In short the implementation of the idiom looks like this:
template <typename T>
class in
{
public:
in (const T& l): v_ (l), rv_ (false) {}
in (T&& r): v_ (r), rv_ (true) {}
bool rvalue () const {return rv_;}
const T& get () const {return v_;}
T&& rget () const {return std::move (const_cast<T&> (v_));}
private:
const T& v_; // original reference
bool rv_; // whether it is rvalue-reference
};
(Full implementation also contains special case when some types can be implicitly converted into T)
Example of usage:
class A
{
public:
void set_vec(in<std::vector<int>> param1, in<std::vector<int>> param2)
{
if (param1.rvalue()) vec1 = param1.rget(); // move if param1 is rvalue
else vec1 = param1.get(); // just copy otherwise
if (param2.rvalue()) vec2 = param2.rget(); // move if param2 is rvalue
else vec2 = param2.get(); // just copy otherwise
}
private:
std::vector<int> vec1, vec2;
};
The implementation of "in" lacks copy and move constructors.
class in
{
...
in(const in &other): v_(other.v_), rv_(false) {} // always makes parameter not movable
// even if the original reference
// is movable
in( in &&other): v_(other.v_), rv_(other.rv_) {} // makes parameter movable if the
// original reference was is movable
...
};
Now we can use it in this way:
void func1(in<std::vector<int>> param);
void func2(in<std::vector<int>> param);
void func3(in<std::vector<int>> param)
{
func1(param); // don't move param into func1 even if original reference
// is rvalue. func1 will always use copy of param, since we
// still need param in this function
// some usage of param
// now we don’t need param
func2(std::move(param)); // move param into func2 if original reference
// is rvalue, or copy param into func2 if original
// reference is const lvalue
}
We could also overload an assignment operator:
template<typename T>
T& operator=(T &lhs, in<T> rhs)
{
if (rhs.rvalue()) lhs = rhs.rget();
else lhs = rhs.get();
return lhs;
}
After that we would not need to check for ravlue each time, we could just use it in this way:
vec1 = std::move(param1); // moves or copies depending on whether param1 is movable
vec2 = std::move(param2); // moves or copies depending on whether param2 is movable
But unfortunately C++ doesn’t allow overload of operator=
as global function (https://stackoverflow.com/a/871290/5447906). But we can rename this function into assign
:
template<typename T>
void assign(T &lhs, in<T> rhs)
{
if (rhs.rvalue()) lhs = rhs.rget();
else lhs = rhs.get();
}
and use it like this:
assign(vec1, std::move(param1)); // moves or copies depending on whether param1 is movable
assign(vec2, std::move(param2)); // moves or copies depending on whether param2 is movable
Also this won’t work with constructors. We can’t just write:
std::vector<int> vec(std::move(param));
This requires the standard library to support this feature:
class vector
{
...
public:
vector(std::in<vector> other); // copy and move constructor
...
}
But standards doesn’t know anything about our "in" class. And here we can’t make workaround similar to assign
, so the usage of the "in" class is limited.
Afterword
T
, const T&
, T&&
for parameters it’s too many for me. Stop introducing things that do the same (well, almost the same). T
is just enough!
I would prefer to write just like this:
// The function in ++++C language:
func(std::vector<int> param) // no need to specify const & or &&, param is just parameter.

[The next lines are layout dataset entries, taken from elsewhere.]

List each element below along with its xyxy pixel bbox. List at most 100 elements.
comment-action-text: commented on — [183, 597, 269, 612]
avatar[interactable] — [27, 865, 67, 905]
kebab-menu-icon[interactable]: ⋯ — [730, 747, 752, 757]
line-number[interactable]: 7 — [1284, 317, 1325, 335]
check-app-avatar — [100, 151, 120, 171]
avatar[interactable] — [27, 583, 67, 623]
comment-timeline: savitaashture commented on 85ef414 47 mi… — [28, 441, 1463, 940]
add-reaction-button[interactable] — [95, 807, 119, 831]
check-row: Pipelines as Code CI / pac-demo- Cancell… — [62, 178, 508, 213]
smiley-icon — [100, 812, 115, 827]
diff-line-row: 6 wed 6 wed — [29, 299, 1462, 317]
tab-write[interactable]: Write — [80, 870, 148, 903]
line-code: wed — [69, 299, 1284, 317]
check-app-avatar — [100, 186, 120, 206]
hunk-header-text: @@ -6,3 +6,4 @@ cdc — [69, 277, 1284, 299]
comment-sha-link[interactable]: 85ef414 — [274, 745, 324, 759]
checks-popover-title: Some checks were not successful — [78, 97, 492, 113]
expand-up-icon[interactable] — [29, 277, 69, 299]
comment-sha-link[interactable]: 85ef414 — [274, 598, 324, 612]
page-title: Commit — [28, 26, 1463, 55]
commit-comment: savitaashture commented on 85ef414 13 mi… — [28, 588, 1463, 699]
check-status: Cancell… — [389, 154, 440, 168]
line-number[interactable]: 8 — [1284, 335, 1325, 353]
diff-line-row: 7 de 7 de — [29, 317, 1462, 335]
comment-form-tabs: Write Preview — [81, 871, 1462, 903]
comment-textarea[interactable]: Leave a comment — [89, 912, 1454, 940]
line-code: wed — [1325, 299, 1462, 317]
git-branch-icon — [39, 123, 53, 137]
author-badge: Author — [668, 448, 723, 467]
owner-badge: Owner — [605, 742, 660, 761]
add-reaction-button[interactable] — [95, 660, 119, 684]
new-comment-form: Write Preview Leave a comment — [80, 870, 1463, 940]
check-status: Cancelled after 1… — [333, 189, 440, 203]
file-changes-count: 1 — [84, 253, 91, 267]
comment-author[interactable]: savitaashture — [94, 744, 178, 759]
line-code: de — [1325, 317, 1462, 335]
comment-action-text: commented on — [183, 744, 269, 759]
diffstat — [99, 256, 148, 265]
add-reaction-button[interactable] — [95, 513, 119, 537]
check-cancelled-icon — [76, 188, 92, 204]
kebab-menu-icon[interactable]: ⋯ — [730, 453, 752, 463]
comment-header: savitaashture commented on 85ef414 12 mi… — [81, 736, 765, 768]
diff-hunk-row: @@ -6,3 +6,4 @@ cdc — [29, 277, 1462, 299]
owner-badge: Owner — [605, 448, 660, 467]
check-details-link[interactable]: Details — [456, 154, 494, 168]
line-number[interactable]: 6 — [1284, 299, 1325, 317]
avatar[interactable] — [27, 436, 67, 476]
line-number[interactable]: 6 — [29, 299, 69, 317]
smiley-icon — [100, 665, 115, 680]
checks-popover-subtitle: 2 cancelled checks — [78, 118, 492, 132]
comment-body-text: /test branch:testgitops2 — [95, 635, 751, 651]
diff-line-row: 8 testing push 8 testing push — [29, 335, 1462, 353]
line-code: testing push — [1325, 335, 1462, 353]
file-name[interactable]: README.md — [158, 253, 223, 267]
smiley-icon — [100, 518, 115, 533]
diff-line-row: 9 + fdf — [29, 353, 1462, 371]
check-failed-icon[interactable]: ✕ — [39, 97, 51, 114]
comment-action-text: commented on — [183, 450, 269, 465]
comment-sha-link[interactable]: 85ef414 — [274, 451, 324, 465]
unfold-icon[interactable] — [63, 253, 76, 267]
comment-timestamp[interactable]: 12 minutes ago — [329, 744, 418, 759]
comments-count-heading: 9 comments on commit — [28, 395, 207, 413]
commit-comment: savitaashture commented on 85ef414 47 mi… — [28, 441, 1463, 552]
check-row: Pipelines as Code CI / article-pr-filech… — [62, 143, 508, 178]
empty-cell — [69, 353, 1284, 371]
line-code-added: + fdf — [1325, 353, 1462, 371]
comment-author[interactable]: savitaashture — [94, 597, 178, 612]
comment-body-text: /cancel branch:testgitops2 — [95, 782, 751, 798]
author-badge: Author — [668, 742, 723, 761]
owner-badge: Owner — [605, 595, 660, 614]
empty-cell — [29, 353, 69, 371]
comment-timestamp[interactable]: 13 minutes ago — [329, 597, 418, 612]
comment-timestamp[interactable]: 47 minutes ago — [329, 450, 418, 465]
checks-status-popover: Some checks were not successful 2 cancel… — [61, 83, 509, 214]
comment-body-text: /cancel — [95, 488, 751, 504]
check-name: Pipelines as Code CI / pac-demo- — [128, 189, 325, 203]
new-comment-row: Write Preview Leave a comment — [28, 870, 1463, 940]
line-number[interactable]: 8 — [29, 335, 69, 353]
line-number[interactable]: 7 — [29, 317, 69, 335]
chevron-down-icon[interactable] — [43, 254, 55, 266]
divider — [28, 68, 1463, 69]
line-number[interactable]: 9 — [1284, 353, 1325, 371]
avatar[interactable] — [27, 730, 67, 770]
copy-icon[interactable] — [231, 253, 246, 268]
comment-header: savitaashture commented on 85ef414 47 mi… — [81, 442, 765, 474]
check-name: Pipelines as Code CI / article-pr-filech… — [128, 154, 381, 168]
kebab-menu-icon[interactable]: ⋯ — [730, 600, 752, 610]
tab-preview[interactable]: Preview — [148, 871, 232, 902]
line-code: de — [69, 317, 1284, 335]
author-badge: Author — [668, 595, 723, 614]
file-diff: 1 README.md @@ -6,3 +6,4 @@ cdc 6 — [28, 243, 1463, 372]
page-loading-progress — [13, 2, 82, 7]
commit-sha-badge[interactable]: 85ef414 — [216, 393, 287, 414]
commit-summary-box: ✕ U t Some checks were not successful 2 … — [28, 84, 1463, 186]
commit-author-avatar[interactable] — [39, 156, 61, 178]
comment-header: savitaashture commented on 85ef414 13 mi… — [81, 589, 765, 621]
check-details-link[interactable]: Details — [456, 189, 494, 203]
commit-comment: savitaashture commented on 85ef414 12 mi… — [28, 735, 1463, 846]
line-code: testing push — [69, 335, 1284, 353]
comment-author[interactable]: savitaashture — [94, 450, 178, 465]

// it is always reference for complex types (or for types with
// special qualifier that says that arguments of this type
// must be always passed by reference).
{
another_vec = std::move(param); // move parameter if it's movable.
// compiler hides actual rvalue-ness
// of the arguments in its ABI
}
I don’t know if standard committee considered this sort of move semantics implementation but it’s probably too late to make such changes in C++ because they would make ABI of compilers incompatible with previous versions. Also it adds some runtime overhead, and there may be other problems that we don’t know.